La cuadra de Moreno entre Belgrano y Necochea hace unas cuantas décadas. El Banco Provincia, La gran ferretería y depósito de materiales de Ortiz y Gómez, la despensa de Delgado y Rubio.
La historia de un pueblo que se hacía ciudad pero que seguía siendo todavía el lugar donde todos se conocían. El centro y los barrios eran un solo espacio compartido.
Y una imagen que recuerda la primera fotografía de General Villegas, “La Artística” de Don Juan Fábregues, el catalán mallorquín que eligió este pueblo perdido en la pampa para fundar su negocio y su gran familia, a la que las vueltas del destino y la elección particular me hicieron pertenecer y de lo que me siento muy orgullosa.
Hace unos setenta y tantos años, esa cuadra no tenía el aspecto comercial que tiene ahora. Se abría a la vereda con jardines y verjas sobre las pocas calles asfaltadas.
Detrás de la aparente severidad de la educación de entonces, alrededor de los años cuarenta, los chicos de la cuadra de moreno al 400 organizaban travesuras en las que hacían gala de una imaginación desbordante.
La gran casona de los Fábregues tenía entonces salida por la calle Alberti y el pulmón de manzana la conectaba con los fondos del Banco Provincia.
Mi marido, que a esas alturas tendría unos siete u ocho años, era cabecilla de una pandilla a la que se sumaban entre otros, Mercedes Baigüera y las mellizas Atkinson, cuando viajaban desde Buenos Aires a visitar a sus parientes y la cosa estallaba mal.

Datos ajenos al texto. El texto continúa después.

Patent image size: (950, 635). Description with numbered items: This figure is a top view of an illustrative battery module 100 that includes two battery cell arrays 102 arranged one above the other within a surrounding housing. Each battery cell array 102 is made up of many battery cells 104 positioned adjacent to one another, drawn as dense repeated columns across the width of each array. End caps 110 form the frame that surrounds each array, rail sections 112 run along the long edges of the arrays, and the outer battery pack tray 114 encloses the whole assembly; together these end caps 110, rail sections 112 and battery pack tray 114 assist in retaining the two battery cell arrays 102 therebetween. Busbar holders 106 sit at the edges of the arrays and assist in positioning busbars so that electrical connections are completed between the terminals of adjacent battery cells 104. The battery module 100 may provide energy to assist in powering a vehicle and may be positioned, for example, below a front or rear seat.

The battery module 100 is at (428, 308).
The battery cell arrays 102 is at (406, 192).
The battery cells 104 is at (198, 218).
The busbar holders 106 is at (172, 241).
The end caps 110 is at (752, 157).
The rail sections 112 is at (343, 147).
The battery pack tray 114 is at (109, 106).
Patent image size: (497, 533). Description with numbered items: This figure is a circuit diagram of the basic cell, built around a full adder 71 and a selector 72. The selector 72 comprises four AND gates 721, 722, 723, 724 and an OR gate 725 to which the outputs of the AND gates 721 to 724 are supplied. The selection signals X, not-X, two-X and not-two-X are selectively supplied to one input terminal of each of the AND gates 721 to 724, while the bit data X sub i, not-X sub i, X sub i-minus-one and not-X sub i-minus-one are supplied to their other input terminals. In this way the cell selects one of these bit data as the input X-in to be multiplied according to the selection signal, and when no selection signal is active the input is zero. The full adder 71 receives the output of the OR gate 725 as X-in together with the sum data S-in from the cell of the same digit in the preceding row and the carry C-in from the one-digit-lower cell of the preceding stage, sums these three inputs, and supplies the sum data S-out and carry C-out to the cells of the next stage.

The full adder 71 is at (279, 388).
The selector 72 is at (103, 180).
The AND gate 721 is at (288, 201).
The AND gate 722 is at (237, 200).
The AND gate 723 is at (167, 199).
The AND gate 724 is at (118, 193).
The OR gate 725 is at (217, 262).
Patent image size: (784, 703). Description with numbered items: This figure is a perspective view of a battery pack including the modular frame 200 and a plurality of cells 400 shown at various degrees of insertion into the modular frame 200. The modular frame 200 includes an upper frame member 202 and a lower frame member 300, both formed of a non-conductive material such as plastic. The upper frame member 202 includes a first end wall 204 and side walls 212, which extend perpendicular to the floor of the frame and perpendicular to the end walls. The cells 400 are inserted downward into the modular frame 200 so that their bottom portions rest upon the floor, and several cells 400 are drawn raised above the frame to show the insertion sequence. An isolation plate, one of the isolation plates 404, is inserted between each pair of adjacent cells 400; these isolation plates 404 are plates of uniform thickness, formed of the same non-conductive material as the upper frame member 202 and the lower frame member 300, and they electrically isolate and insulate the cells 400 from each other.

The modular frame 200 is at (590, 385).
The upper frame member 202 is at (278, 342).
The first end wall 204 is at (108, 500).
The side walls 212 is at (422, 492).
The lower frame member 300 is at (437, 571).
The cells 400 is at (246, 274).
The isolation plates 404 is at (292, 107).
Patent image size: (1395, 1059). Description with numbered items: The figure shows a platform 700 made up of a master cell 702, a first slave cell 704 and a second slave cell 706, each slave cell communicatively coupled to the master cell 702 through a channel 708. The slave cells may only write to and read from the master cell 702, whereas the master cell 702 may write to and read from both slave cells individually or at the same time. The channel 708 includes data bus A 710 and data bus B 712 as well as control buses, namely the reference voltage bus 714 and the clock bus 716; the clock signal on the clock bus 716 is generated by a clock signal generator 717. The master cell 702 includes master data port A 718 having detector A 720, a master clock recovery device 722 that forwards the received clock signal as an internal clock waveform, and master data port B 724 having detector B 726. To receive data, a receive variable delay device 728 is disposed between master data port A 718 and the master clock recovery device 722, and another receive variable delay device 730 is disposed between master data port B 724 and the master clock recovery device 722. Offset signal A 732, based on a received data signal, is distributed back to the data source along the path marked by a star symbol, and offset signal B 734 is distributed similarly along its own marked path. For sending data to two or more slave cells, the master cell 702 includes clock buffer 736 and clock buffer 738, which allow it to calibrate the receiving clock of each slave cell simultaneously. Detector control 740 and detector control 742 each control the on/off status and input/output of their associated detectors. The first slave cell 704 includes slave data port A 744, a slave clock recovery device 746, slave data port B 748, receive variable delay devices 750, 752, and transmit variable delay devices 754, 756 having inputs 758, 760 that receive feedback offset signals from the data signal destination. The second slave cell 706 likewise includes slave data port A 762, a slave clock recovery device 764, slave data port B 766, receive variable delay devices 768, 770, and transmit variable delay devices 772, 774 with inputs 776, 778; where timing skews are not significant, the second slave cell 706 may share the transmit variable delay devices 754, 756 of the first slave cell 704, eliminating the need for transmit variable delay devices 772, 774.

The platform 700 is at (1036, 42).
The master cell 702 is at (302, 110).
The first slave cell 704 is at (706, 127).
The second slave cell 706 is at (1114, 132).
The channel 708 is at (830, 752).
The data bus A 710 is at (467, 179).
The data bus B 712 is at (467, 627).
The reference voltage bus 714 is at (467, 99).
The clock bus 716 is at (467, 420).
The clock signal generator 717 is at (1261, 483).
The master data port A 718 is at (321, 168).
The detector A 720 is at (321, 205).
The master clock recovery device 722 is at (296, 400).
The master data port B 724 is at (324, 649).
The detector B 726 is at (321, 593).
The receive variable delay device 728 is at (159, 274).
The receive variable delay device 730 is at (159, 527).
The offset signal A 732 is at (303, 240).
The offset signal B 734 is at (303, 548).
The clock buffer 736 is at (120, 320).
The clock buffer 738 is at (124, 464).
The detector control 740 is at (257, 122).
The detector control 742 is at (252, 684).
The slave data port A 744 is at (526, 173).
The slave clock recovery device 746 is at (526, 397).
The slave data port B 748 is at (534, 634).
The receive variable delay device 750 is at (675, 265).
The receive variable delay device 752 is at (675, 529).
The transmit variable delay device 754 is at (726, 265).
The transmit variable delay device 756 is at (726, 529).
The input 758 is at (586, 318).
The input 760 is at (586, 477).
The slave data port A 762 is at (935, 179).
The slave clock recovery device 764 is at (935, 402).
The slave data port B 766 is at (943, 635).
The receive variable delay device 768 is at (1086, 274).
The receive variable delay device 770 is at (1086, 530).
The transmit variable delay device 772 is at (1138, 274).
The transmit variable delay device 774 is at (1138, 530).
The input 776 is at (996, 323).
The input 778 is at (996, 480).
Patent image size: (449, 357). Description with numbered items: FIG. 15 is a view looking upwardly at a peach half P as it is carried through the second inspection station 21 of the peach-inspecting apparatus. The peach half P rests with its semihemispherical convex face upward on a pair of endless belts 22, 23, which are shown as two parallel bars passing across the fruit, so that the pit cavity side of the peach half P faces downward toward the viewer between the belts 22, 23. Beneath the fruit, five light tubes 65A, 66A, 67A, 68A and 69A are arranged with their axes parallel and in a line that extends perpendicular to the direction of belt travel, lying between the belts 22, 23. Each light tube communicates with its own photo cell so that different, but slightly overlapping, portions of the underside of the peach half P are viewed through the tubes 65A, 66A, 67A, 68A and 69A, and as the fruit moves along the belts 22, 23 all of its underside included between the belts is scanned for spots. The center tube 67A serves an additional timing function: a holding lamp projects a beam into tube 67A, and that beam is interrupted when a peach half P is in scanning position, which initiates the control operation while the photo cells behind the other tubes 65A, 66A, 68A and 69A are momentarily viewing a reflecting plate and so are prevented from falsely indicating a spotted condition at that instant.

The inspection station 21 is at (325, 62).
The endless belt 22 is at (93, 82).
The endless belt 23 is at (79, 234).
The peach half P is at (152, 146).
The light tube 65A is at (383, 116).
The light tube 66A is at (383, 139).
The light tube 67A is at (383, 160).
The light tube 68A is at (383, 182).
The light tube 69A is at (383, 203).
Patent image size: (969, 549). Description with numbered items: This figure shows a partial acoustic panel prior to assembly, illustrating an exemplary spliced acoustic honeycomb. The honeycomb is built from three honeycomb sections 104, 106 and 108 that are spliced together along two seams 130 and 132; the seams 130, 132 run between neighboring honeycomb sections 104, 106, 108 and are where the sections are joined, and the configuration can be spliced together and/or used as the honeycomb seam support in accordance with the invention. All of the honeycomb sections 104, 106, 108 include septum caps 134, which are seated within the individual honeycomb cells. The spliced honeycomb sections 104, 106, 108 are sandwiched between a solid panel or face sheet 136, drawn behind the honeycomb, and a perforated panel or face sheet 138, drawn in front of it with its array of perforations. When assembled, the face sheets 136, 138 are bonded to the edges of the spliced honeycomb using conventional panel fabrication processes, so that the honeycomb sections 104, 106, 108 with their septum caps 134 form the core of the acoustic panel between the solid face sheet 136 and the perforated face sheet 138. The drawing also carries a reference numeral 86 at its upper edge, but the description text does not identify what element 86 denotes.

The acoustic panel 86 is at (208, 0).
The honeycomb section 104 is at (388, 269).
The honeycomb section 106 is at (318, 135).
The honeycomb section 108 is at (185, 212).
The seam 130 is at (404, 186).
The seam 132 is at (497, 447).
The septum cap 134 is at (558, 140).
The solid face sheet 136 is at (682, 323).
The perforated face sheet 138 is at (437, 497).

Una tarde Juancito y las chicas desaparecieron y la búsqueda se hizo muy seria con intervención de la policía, hasta que los encontraron dormidos dentro de un túnel que habían cavado para entrar al banco. Ni más ni menos que imitando algún episodio de las películas del lejano oeste que veíamos en la matinée del Cine Español, los domingos a la tres de la tarde.
Mi suegro, Claudio Fábregues, era un hombre muy particular. Inquieto, culto, inteligente, promotor y alma de muchos de los emprendimientos importantes de Villegas. La Escuela Industrial, el Aero Club, del que fue uno de los fundadores y uno de los primeros que hizo el curso de pilotaje, el asfaltado de la ruta 188, el Cuerpo de Bomberos Voluntarios.
Esa misma actividad frenética la desplegaba en el terreno de los negocios y cuando lo que había iniciado tomaba un camino exitoso, lo dejaba en manos de otro y empezaba una nueva aventura.
Él mismo decía con muy buen humor que era “constante en la inconstancia”.
Por esa razón fue fotógrafo, propietario del primer negocio de electrodomésticos, concesionario de minas de mica y berilo en Pampa de Pocho, Córdoba y dueño de una cremería frente a la Escuela de Chapas.
En este último lugar fue donde se desarrolló otra de las travesuras de la pandilla de Moreno y Belgrano, un domingo en que la familia estaba reunida comiendo un asado.
Juancito y Mercedes Baigüera bajaron al sótano donde había unos doscientos quesos que estaban destinados a exportación y la suerte o la fatalidad quiso que encontraran el calador y descubrieran cuál era su función. Entonces prolijamente calaron los quesos uno por uno y se comieron las caladuras.
Cuando más tarde los encontraron, el mal estaba hecho y los delincuentes come quesos estaban asqueados, descompuestos y con penitencia en puerta.
Es verdad que los límites entre lo permitido y lo no permitido estaban más definidos, así como la autoridad de los padres, pero los que vivimos aquellas épocas de libertad, sin tantos peligros al acecho, tenemos bien claro que saber que las cosas mal hechas traerían consecuencias, nos hacía sentir seguros y protegidos.
*Raquel Piña de Fabregues cumplió 86 años el 7 de julio. Es docente jubilada, escritora, trabajó como periodista y tiene varias ocupaciones como madre, abuela y bisabuela. Escribe desde que lee y aún lo sigue haciendo. Durante algunos años, fue columnista del programa de radio de su hija Celina, con sus Historias de Mamá, que se vieron interrumpidas por una caída y el estrés que eso significó en medio de la pandemia. Este es otro de esos textos de sus tantas historias.